Un problème de formation
A l'hôpital, Bernard Kouchner souhaite la création, dans chaque établissement, d'un comité des antibiotiques et la désignation d'un médecin référent en antibiothérapie, l'adoption de référentiels adaptés à chaque hôpital. Ces mesures seront prochainement détaillées dans une circulaire et 10 millions de francs (1,52 million d'euros) pourraient être consacrés dès l'an prochain à la mise en place de ces structures.
Pour améliorer la coopération entre médecins libéraux et milieu hospitalier en matière de bon usage des antibiotiques, le ministère souhaite créer dans certaines régions volontaires des « centres de conseils pour la prescription des antibiotiques en médecine de ville » qui associeront les unions régionales de médecins libéraux (URML) et les spécialistes en infectiologie.
Ces centres devront notamment faciliter l'accès des médecins libéraux aux conseils téléphoniques, élaborer des référentiels loco-régionaux, etc.
La formation des médecins à la prescription des antibiotiques sera par ailleurs renforcée par l'introduction d'un module « santé publique en impact de la prescription des antibiotiques » lors du premier cycle des études médicales. Les enseignements dans les deuxième et troisième cycles seront développés et des actions de formation continue sur ce thème sont prévus.

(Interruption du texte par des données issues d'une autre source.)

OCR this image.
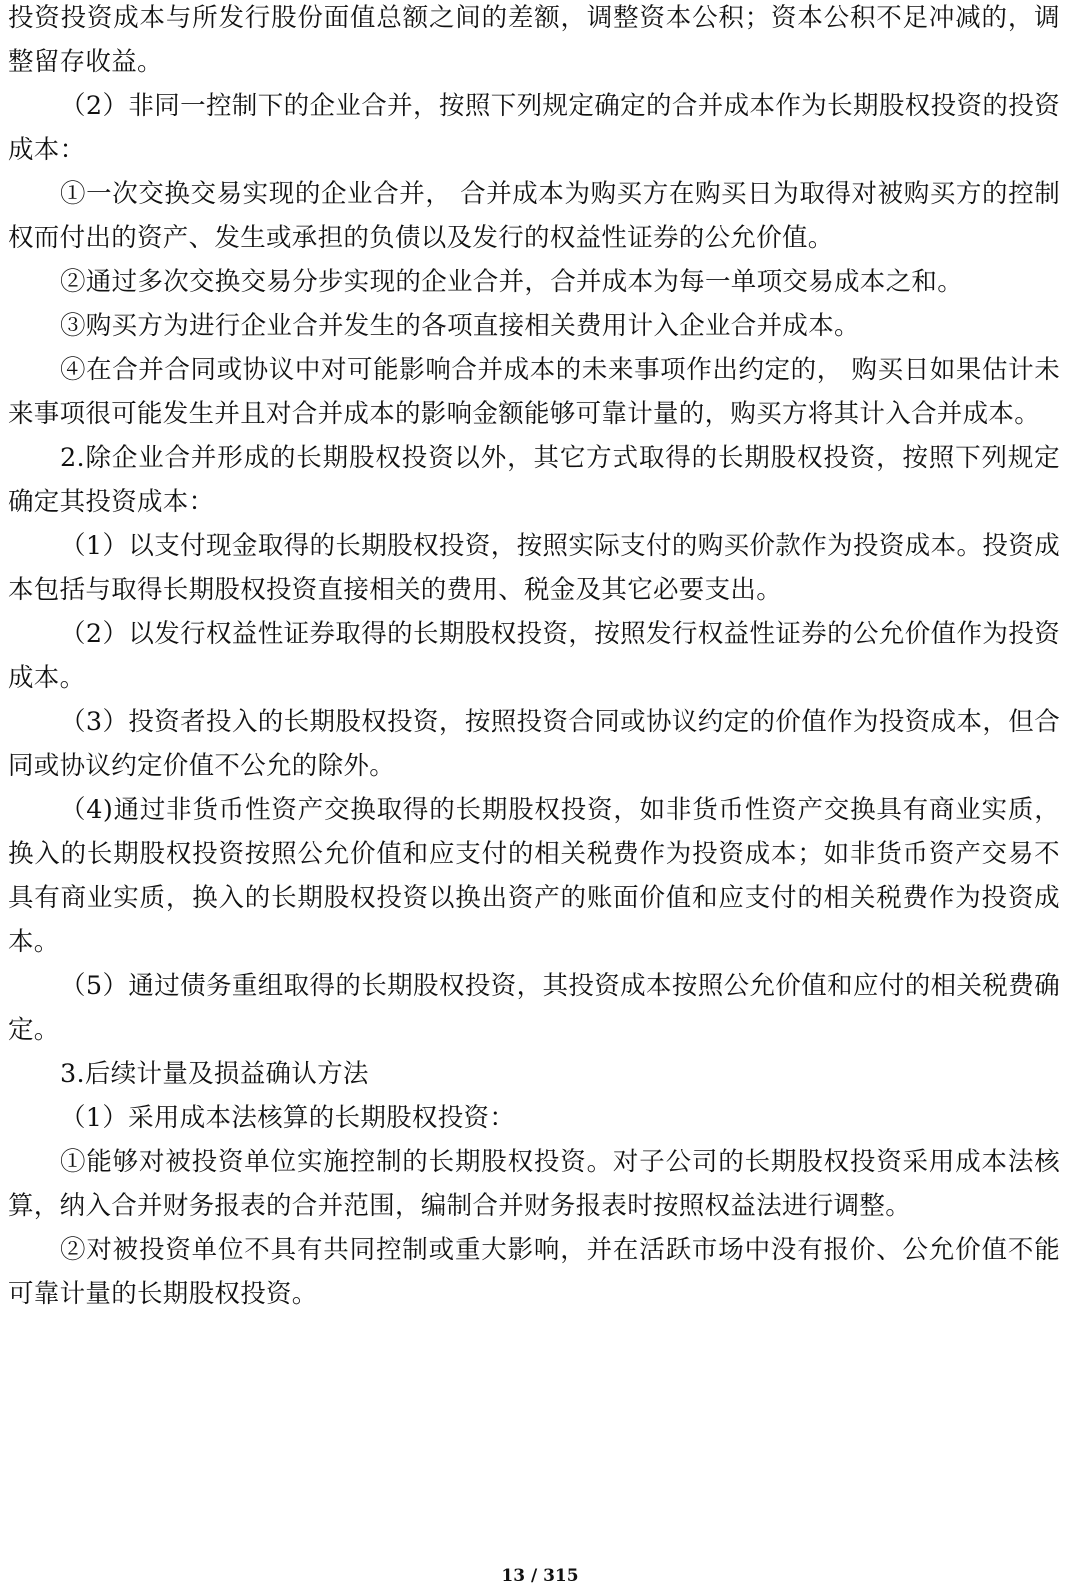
投资投资成本与所发行股份面值总额之间的差额，调整资本公积；资本公积不足冲减的，调整留存收益。

（2）非同一控制下的企业合并，按照下列规定确定的合并成本作为长期股权投资的投资成本：

①一次交换交易实现的企业合并， 合并成本为购买方在购买日为取得对被购买方的控制权而付出的资产、发生或承担的负债以及发行的权益性证券的公允价值。

②通过多次交换交易分步实现的企业合并，合并成本为每一单项交易成本之和。

③购买方为进行企业合并发生的各项直接相关费用计入企业合并成本。

④在合并合同或协议中对可能影响合并成本的未来事项作出约定的， 购买日如果估计未来事项很可能发生并且对合并成本的影响金额能够可靠计量的，购买方将其计入合并成本。

2.除企业合并形成的长期股权投资以外，其它方式取得的长期股权投资，按照下列规定确定其投资成本：

（1）以支付现金取得的长期股权投资，按照实际支付的购买价款作为投资成本。投资成本包括与取得长期股权投资直接相关的费用、税金及其它必要支出。

（2）以发行权益性证券取得的长期股权投资，按照发行权益性证券的公允价值作为投资成本。

（3）投资者投入的长期股权投资，按照投资合同或协议约定的价值作为投资成本，但合同或协议约定价值不公允的除外。

（4)通过非货币性资产交换取得的长期股权投资，如非货币性资产交换具有商业实质，换入的长期股权投资按照公允价值和应支付的相关税费作为投资成本；如非货币资产交易不具有商业实质，换入的长期股权投资以换出资产的账面价值和应支付的相关税费作为投资成本。

（5）通过债务重组取得的长期股权投资，其投资成本按照公允价值和应付的相关税费确定。

3.后续计量及损益确认方法

（1）采用成本法核算的长期股权投资：

①能够对被投资单位实施控制的长期股权投资。对子公司的长期股权投资采用成本法核算，纳入合并财务报表的合并范围，编制合并财务报表时按照权益法进行调整。

②对被投资单位不具有共同控制或重大影响，并在活跃市场中没有报价、公允价值不能可靠计量的长期股权投资。

13 / 315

Bernard Kouchner entend mieux suivre l'évolution de la consommation d'antibiotiques et des résistances. Il s'agit de mieux coordonner les différentes sources d'information sur ce thème, de renforcer le programme de surveillance spécifique des bactéries multirésistantes,
d'accoître le rôle des centres nationaux de références, de créer, dès l'an prochain, un réseau sentinelle de 70 laboratoires d'analyses médicales qui devront surveiller l'évolution des résistances aux antibiotiques pour les infections alimentaires, les infections à pneumocoques et à méningocoques. Pour ces actions de surveillance des résistances un budget est prévu : 2,75 millions de francs (419,2 millions d'euros) en 2002, 3,3 millions en 2003 (503 millions d'euros).
Enfin, un comité de suivi national des actions entreprises en matière d'antibiorésistance, qui regroupera des représentants du ministère, des agences sanitaires, de la CNAM, ainsi que des experts, sera constitué dès cette année.
Des retombées économiques
Bernard Kouchner place son plan antibiotique sous le signe de la santé publique : éviter le développement des résistances aux antibiotiques (à l'heure actuelle, 50 % des pneumocoques sont résistants à la pénicilline et 20 % des staphylocoques sont résistants à la méticilline).
Mais la diminution des prescriptions d'antibiotiques aurait aussi un effet non négligeable sur les dépenses de médicaments remboursés par l'assurance-maladie. Selon les statistiques de l'étude Médicam du régime général d'assurance-maladie, les remboursements d'antibiotiques se sont élevés en 2000 à 4,7 milliards de francs, soit une hausse de 7,3 % par rapport à 1999 (ces chiffres qui excluent les autres régimes et les sections locales mutualistes représentent environ 70 % des remboursements totaux d'antibiotiques).
Aussi la CNAM suit-elle avec intérêt toute initiative en faveur du bon usage des antibiotiques et s'est-elle investie dans l'expérimentation du strepto-test en Bourgogne. L'utilisation de ce test s'est accompagnée d'une diminution notable des prescriptions d'antibiotiques pour les angines. La généralisation des tests de dépistage rapide se traduirait, selon la CNAM, par six à sept millions de moins de prescriptions d'antibiotiques (en évitant la prescription pour des angines d'origine virale). Même en tenant compte du prix de revient du test, l'économie s'élèverait à plusieurs centaines de millions de francs. Signalons cependant que, parmi les médecins bourguignons qui expérimentaient ce test, 32 % ont finalement renoncé à l'utiliser, essentiellement en raison du temps nécessaire à cet examen.